LONDON (TCA) — Hope could be glimmering for Kazakhstan’s stagnating agro-sector which is more than half a century behind in technology, management and other aspects for sheer lack of capital to invest into crop diversification, quality improvement and other needs to boost product competitiveness. Kazakhstan is the world’s seventh-largest grain exporter, with half of its output available for sales abroad.
The government of Kazakhstan expects this year’s grain harvest to reach between 15 and 17 million tonne (around 14-15 million tonne in clean weight against 18.7 million tonne in 2015 and 17.2 million tonne in 2014), allowing the country to maintain or perhaps even exceed its annual export capacity of 8 million tonne. As of the beginning of May this year, carryover stocks of cereals stood at 7.635 million tonne including 6.593 million tonne of wheat, thereby securing possible lulls in supplies from farms due to unfavourable weather conditions.
Deceiving view
That may look nice from a superficial point of view. But that view is deceiving, and a closer look explains not only why in a country where close to a third of the entire employment is linked to the agro-sector, more than half of the arable land is laying bare. Today living standards in farming areas are about a third lower than in urban zones, agriculture accounts for hardly more than 10 per cent of the country’s GDP and for only two per cent of its capital investments.
In a very poor state
Between 1991 and 2012 the total surface of farmland in Kazakhstan was reduced from 218.4 to 93.4 million hectare. Today, Kazakhstan has only 11 million hectare left to cultivate wheat, its sole export grain, according to data from the US Agriculture Department, down from close to 12 million two years ago. Apart from dwindling farmland, productivity with 1.18 tonne of wheat per hectare is among the lowest in the world. With a global average of 3.32 tonne per hectare, Russia’s yield stands at 2.47 tonne and Uzbekistan’s at 5.14 tonne per hectare for the current year. In all: Kazakhstan’s agro-sector is in a very poor state – in more than one sense of the expression.

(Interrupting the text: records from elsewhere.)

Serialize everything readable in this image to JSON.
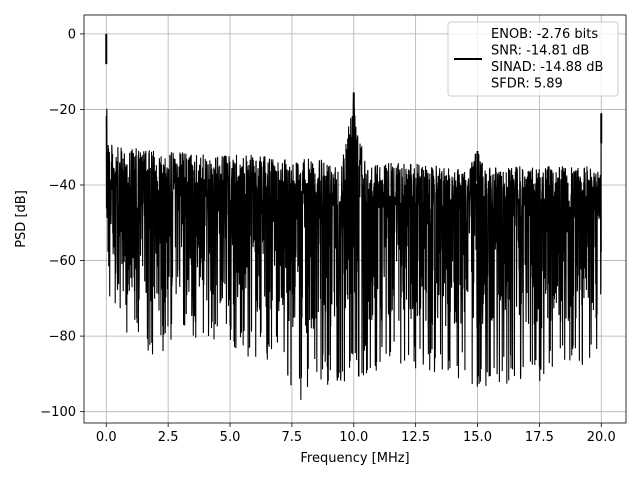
{
  "chart_data": {
    "type": "line",
    "title": "",
    "xlabel": "Frequency [MHz]",
    "ylabel": "PSD [dB]",
    "xlim": [
      -0.9,
      21.0
    ],
    "ylim": [
      -103,
      5
    ],
    "xticks": [
      0.0,
      2.5,
      5.0,
      7.5,
      10.0,
      12.5,
      15.0,
      17.5,
      20.0
    ],
    "xtick_labels": [
      "0.0",
      "2.5",
      "5.0",
      "7.5",
      "10.0",
      "12.5",
      "15.0",
      "17.5",
      "20.0"
    ],
    "yticks": [
      0,
      -20,
      -40,
      -60,
      -80,
      -100
    ],
    "ytick_labels": [
      "0",
      "−20",
      "−40",
      "−60",
      "−80",
      "−100"
    ],
    "grid": true,
    "legend_position": "top-right",
    "series": [
      {
        "color": "#000000",
        "description_points": {
          "x": [
            0.0,
            0.05,
            0.1,
            0.2,
            0.5,
            1.0,
            2.0,
            3.0,
            4.0,
            5.0,
            6.0,
            7.0,
            7.8,
            8.5,
            9.5,
            10.0,
            10.5,
            11.5,
            12.5,
            13.5,
            14.5,
            15.0,
            15.5,
            16.5,
            17.5,
            18.5,
            19.5,
            19.95,
            20.0
          ],
          "y_upper": [
            0,
            -20,
            -27,
            -29,
            -30,
            -30,
            -31,
            -31,
            -32,
            -32,
            -32,
            -33,
            -33,
            -33,
            -34,
            -15.5,
            -34,
            -34,
            -34,
            -35,
            -35,
            -31,
            -35,
            -35,
            -35,
            -35,
            -35,
            -35,
            -21
          ],
          "y_lower": [
            -58,
            -71,
            -74,
            -72,
            -78,
            -80,
            -87,
            -80,
            -82,
            -84,
            -86,
            -88,
            -98,
            -92,
            -94,
            -92,
            -90,
            -88,
            -90,
            -90,
            -92,
            -95,
            -93,
            -93,
            -92,
            -90,
            -88,
            -86,
            -85
          ]
        },
        "peaks": [
          {
            "x": 0.0,
            "y": 0
          },
          {
            "x": 10.0,
            "y": -15.5
          },
          {
            "x": 15.0,
            "y": -31
          },
          {
            "x": 20.0,
            "y": -21
          }
        ]
      }
    ],
    "legend_lines": [
      "ENOB: -2.76 bits",
      "SNR: -14.81 dB",
      "SINAD: -14.88 dB",
      "SFDR: 5.89"
    ]
  }
}
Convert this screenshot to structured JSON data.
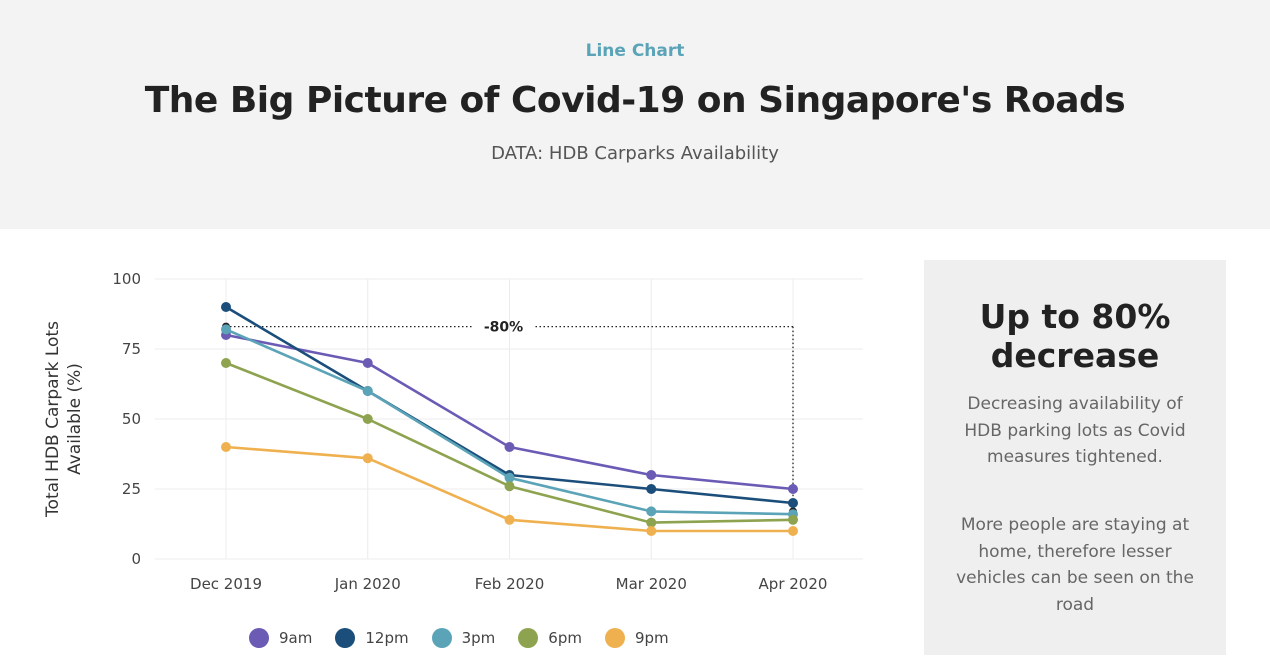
{
  "header": {
    "kicker": "Line Chart",
    "title": "The Big Picture of Covid-19 on Singapore's Roads",
    "subtitle": "DATA: HDB Carparks Availability"
  },
  "side_panel": {
    "headline": "Up to 80% decrease",
    "paragraph1": "Decreasing availability of HDB parking lots as Covid measures tightened.",
    "paragraph2": "More people are staying at home, therefore lesser vehicles can be seen on the road"
  },
  "chart_data": {
    "type": "line",
    "title": "",
    "xlabel": "",
    "ylabel": "Total HDB Carpark Lots Available (%)",
    "categories": [
      "Dec 2019",
      "Jan 2020",
      "Feb 2020",
      "Mar 2020",
      "Apr 2020"
    ],
    "ylim": [
      0,
      100
    ],
    "yticks": [
      0,
      25,
      50,
      75,
      100
    ],
    "grid": true,
    "legend_position": "bottom",
    "series": [
      {
        "name": "9am",
        "color": "#6b5bb5",
        "values": [
          80,
          70,
          40,
          30,
          25
        ]
      },
      {
        "name": "12pm",
        "color": "#1b4e7a",
        "values": [
          90,
          60,
          30,
          25,
          20
        ]
      },
      {
        "name": "3pm",
        "color": "#5ba4b8",
        "values": [
          82,
          60,
          29,
          17,
          16
        ]
      },
      {
        "name": "6pm",
        "color": "#8ea34f",
        "values": [
          70,
          50,
          26,
          13,
          14
        ]
      },
      {
        "name": "9pm",
        "color": "#efb14f",
        "values": [
          40,
          36,
          14,
          10,
          10
        ]
      }
    ],
    "annotation": {
      "label": "-80%",
      "from_category": "Dec 2019",
      "to_category": "Apr 2020",
      "from_value": 83,
      "to_value": 17,
      "color": "#222222"
    }
  }
}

The same is true for livestock productivity. In the first four months of the current year, Kazakhstan produced 460,000 tonne of cattle in slaughtering weight, just below 1.3 million tonne of milk and close to 1.47 billion eggs, according to figures provided by the CIS Interstate Statistics Committee. For Kyrgyzstan, which has pasture lands in use amounting to less than 10 per cent of Kazakhstan’s, those figures stand at 112,200, 365,700 and 137.6 million respectively – meaning that grazing land productivity in Kyrgyzstan almost triples that of Kazakhstan.
No funds available
Surrounding countries are steadily working on crop diversification but Kazakhstan’s farmers mainly stick to wheat. The result is not only that crop rotation which constrains land erosion is all but absent, but also that Kazakhstan has to import considerable amounts of coarse grains for fodder, seed grains, and consumption grains such as barley, rye, maize, soyabeans and oats. All of which the country’s farms could easily produce themselves with a bit of investment into proper equipment, processing facilities and laboratories.
The money needed for that is not available. Farmers survive on annual “soft” credits by banks under state guarantees to bankers, just enough to buy fertilisers, to pay off or lease basic equipment such as tractors and combines, and other direct costs which leaves no funds available for fundamental improvements. Both banks and capital investors are blocked from access to the farming sector since land ownership in Kazakhstan is non-transferrable meaning there is no collateral or valuable investment asset in place. All money invested in better conditions to improve quality, quantity and diversity of agriculture in Kazakhstan means throwing money into the void with the investor holding all the risks. No investor with his mind in the right place will go for that.
New legislation
A recent attempt by the government to allow land ownership transfer for Kazakh nationals and the possibility to lease land for either local or foreign individuals or enterprises was thwarted by protests in various parts of Kazakhstan against “selling out our land”. The funny thing is that those “protests” took place in cities without any participation by farmers, who are for all it matters pretty well organised in trade unions in Kazakhstan.
International news media tried to explain the “protests”. One report by the BBC posted at the time referred to the unrest as based on fears that “…only the rich and powerful will benefit from the amendments, leaving the rest of the population without land.” This is a misinterpretation of the real situation on the ground (literally speaking), since Kazakhstan’s agriculture’s main problem does not consist of population without land but of land without population.
Control of agro-imports
The real situation is that control over agro-imports is an extremely lucrative business, mostly in the hands of tycoons some of whom are suspected of maintaining close ties with smuggling syndicates and other organised crime formations. Those are indeed the “rich and powerful” but they do not want land; what they want is to lay land to waste in order to continue their profitable trade. Rumours indicate that a group of powerful people involved in agro imports is suspected of “preparing an armed coup”, allegedly paid for by owner of the brewery Shymkentpivo Tokhtar Tuleshev, with authorities claiming that hundreds of “demonstrators” (read: professional barricade fodder) were paid against the land reforms.